The Clean Water Act led to tens of billions of federal dollars being invested in municipal sewage treatment plants. The law’s goal is to make every river, stream, and lake in the U.S. swimmable and fishable. We’re not there yet, but today people swim in the Hudson River and Boston Harbor. And toxic rivers that catch on fire have become a thing of the past.

3. Insecticides

DDT is a colorless and nearly odorless pesticide, which had been a useful weapon against disease-carrying mosquitoes, and also a benefit for farmers. But in her book Silent Spring (1962), Rachel Carson popularized emerging research that showed DDT was making birds’ eggs thin to the point of disintegration. Many bird species veered toward extinction.

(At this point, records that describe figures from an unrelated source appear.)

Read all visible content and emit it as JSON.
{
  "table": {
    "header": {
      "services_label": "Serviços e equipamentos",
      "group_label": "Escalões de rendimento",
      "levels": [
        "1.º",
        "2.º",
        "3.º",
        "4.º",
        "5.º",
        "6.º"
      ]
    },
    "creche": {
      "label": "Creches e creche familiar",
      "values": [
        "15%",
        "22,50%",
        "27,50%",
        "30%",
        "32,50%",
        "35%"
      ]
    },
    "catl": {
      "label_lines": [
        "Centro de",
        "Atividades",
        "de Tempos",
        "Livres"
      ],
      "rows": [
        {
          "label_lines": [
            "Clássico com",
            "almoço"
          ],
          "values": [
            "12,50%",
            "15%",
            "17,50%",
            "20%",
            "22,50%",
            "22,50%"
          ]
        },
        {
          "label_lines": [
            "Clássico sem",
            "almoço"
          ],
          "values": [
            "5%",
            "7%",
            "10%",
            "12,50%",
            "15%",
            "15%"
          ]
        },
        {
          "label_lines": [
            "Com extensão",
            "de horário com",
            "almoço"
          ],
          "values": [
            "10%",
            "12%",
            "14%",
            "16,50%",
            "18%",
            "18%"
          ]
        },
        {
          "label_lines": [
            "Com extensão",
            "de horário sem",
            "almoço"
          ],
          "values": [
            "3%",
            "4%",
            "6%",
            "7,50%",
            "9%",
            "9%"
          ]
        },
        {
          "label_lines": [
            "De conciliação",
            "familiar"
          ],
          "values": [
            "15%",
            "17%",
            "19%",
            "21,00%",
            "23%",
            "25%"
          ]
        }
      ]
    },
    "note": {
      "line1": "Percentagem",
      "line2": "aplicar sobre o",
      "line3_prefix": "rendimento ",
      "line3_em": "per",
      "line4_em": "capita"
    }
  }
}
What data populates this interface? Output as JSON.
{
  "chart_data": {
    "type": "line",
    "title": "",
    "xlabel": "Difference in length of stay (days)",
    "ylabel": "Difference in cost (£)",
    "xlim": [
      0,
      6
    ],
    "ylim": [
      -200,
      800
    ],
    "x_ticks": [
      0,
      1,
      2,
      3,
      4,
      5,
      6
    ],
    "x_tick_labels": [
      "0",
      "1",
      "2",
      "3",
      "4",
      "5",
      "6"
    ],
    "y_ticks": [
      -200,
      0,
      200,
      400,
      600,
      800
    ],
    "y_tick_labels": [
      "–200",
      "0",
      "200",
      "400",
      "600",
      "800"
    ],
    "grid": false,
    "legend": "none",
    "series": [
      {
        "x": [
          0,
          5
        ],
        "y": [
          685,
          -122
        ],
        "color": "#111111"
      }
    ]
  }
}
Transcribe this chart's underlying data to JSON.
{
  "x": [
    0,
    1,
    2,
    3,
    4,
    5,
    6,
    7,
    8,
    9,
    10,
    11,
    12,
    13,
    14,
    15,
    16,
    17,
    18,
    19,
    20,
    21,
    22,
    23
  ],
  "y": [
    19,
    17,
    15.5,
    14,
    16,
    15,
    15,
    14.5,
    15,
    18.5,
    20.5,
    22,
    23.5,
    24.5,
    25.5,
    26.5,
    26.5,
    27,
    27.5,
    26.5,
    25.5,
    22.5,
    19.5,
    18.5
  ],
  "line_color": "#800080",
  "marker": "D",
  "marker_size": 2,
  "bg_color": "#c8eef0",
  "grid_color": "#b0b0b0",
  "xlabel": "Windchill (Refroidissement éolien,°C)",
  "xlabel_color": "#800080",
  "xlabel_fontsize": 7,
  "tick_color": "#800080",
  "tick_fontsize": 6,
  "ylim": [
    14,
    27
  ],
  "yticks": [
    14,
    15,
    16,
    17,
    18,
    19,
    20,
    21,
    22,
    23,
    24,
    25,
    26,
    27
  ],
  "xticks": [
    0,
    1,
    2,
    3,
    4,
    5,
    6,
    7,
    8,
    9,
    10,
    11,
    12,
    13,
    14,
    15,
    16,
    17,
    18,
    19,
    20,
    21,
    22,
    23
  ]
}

Carson’s book redefined the parameters of our reality, and set the US on the road toward Earth Day and the EPA. In 1972, Ruckelshaus effectively banned the use of DDT in the U.S., except in cases where it was needed to protect public health. That same year Congress passed the Federal Environmental Pesticide Control Act, giving the EPA more authority to regulate pesticides in general based on their impact on health and the environment.

4. Toxic Waste

Until the 1970s, hazardous chemical waste was disposed of like ordinary trash—at best in an unlined municipal landfill from which toxic chemicals could seep into groundwater, at worst in open dumps, where runoff from corroded barrels often contaminated streams. The US contained thousands of such hazardous dumps.

In 1976 Congress passed the Resource Conservation and Recovery Act (RCRA), giving the EPA authority to regulate hazardous waste. The EPA began tracking chemical waste from hundreds of thousands of facilities, and requiring landfills to be lined and water that leaches out to be collected before it can contaminate drinking water. The RCRA also regulates municipal waste and has given a big boost to recycling.

While the RCRA is about handling waste in the present, the Superfund law is geared toward cleaning up toxic dumps from the past. In 1978, hundreds of residents of Love Canal, New York became ill because their community had been built on a toxic waste dump operated previously by the Hooker Chemical Company. The neighborhood was eventually demolished and cleaned up, and the incident helped inaugurate the Comprehensive Environmental Response, Compensation, and Liability Act of 1980, commonly known as Superfund. As of 2014, nearly half of the more than 1,700 Superfund sites had been fully addressed—but many of them will have to be monitored indefinitely. This is crucial because 49 million Americans live close to a Superfund site.

A decade after he stepped down, Ruckelshaus was asked by President Ronald Reagan to return. The first two years of the Reagan administration were disastrous for the EPA. Under Administrator Anne Gorsuch, the EPA suffered deep budget and staff cuts, investigations, scandals, and even a key official’s imprisonment—all of which set off increasing public outrage. So, Ruckelshaus took over again and re-invigorated the EPA.

What distinguishes William D. Ruckelshaus from appointees like Gorsuch? “I've had an awful lot of jobs in my lifetime” Ruckelshaus wrote. “But it is tough to find the same degree of fulfillment I found in the government. At EPA, you work for a cause that is beyond self-interest and larger than the goals people normally pursue. You're not there for the money, you're there for something beyond yourself.”

Ruckelshaus has some timely advice for us today. In a New York Times op-ed, Ruckelshaus cautioned that “The public will tolerate changes that allow the agency to meet its mandated goals more efficiently and effectively. They will not tolerate changes that threaten their health or the precious environment. These are the lessons President Reagan learned in 1983. We would all do well to heed them.”